Add to that the lack of sun light and what do you have? A recipe for Dis ASTER!!!!
ALthough I am no longer a child I find most of my holiday memories going back to the family dysfunction junction. I always said my family WAS FUNCTIONALLY dysfunctional.
I remember my mother and father had the NASTIEST arguments and fights over Christmas and it was EVERY single year. You could count on my father being miserable on Christmas.
This is not about what CHRISTmas is, it's about the birth of a Savior. Personally I need a Savior, I really truly do and am thankful that he came to give life abundant.
I have learned to pair my expectations way down. This is not the best time of the year. Sure its alot of fun and getting together with friends and family is awesome!!!! Celebrating the
birth of My savior is wonderful, the music is absolutely FABU, the meaning of the songs heartwarming too.

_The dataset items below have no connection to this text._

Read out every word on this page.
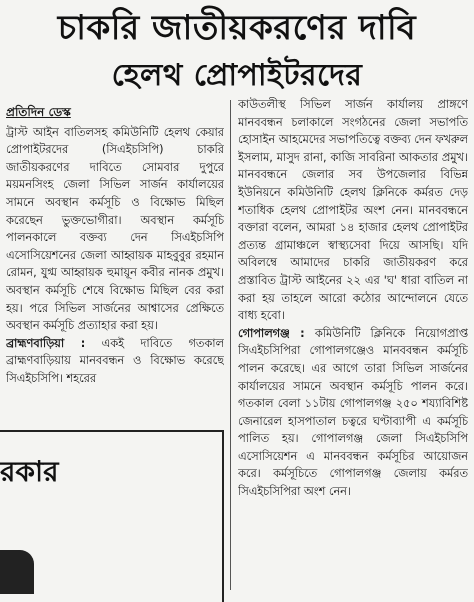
চাকরি জাতীয়করণের দাবি
হেলথ প্রোপাইটরদের

প্রতিদিন ডেস্ক

ট্রাস্ট আইন বাতিলসহ কমিউনিটি হেলথ কেয়ার প্রোপাইটরদের (সিএইচসিপি) চাকরি জাতীয়করণের দাবিতে সোমবার দুপুরে ময়মনসিংহ জেলা সিভিল সার্জন কার্যালয়ের সামনে অবস্থান কর্মসূচি ও বিক্ষোভ মিছিল করেছেন ভুক্তভোগীরা। অবস্থান কর্মসূচি পালনকালে বক্তব্য দেন সিএইচসিপি এসোসিয়েশনের জেলা আহ্বায়ক মাহবুবুর রহমান রোমন, যুগ্ম আহ্বায়ক হুমায়ূন কবীর নানক প্রমুখ। অবস্থান কর্মসূচি শেষে বিক্ষোভ মিছিল বের করা হয়। পরে সিভিল সার্জনের আশ্বাসের প্রেক্ষিতে অবস্থান কর্মসূচি প্রত্যাহার করা হয়।

ব্রাহ্মণবাড়িয়া : একই দাবিতে গতকাল ব্রাহ্মণবাড়িয়ায় মানববন্ধন ও বিক্ষোভ করেছে সিএইচসিপি। শহরের

কাউতলীস্থ সিভিল সার্জন কার্যালয় প্রাঙ্গণে মানববন্ধন চলাকালে সংগঠনের জেলা সভাপতি হোসাইন আহমেদের সভাপতিত্বে বক্তব্য দেন ফখরুল ইসলাম, মাসুদ রানা, কাজি সাবরিনা আকতার প্রমুখ। মানববন্ধনে জেলার সব উপজেলার বিভিন্ন ইউনিয়নে কমিউনিটি হেলথ ক্লিনিকে কর্মরত দেড় শতাধিক হেলথ প্রোপাইটর অংশ নেন। মানববন্ধনে বক্তারা বলেন, আমরা ১৪ হাজার হেলথ প্রোপাইটর প্রত্যন্ত গ্রামাঞ্চলে স্বাস্থ্যসেবা দিয়ে আসছি। যদি অবিলম্বে আমাদের চাকরি জাতীয়করণ করে প্রস্তাবিত ট্রাস্ট আইনের ২২ এর 'ঘ' ধারা বাতিল না করা হয় তাহলে আরো কঠোর আন্দোলনে যেতে বাধ্য হবো।

গোপালগঞ্জ : কমিউনিটি ক্লিনিকে নিয়োগপ্রাপ্ত সিএইচসিপিরা গোপালগঞ্জেও মানববন্ধন কর্মসূচি পালন করেছে। এর আগে তারা সিভিল সার্জনের কার্যালয়ের সামনে অবস্থান কর্মসূচি পালন করে। গতকাল বেলা ১১টায় গোপালগঞ্জ ২৫০ শয্যাবিশিষ্ট জেনারেল হাসপাতাল চত্বরে ঘণ্টাব্যাপী এ কর্মসূচি পালিত হয়। গোপালগঞ্জ জেলা সিএইচসিপি এসোসিয়েশন এ মানববন্ধন কর্মসূচির আয়োজন করে। কর্মসূচিতে গোপালগঞ্জ জেলায় কর্মরত সিএইচসিপিরা অংশ নেন।

রকার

I am keeping Christmas simple. I will do this by limiting the revelry. I am NOT going to exhaust myself going to every party willy nilly. I may or may not send Christmas Cards. I give myself the option of saying no. I love all of you, but SANITY is the first and foremost issue around this time of year. I might even do my shopping online for everybody. Everybody deserves a little Holly Jolly but you have to find it for yourself and if come January you are Cooked, done, fried, whats the point?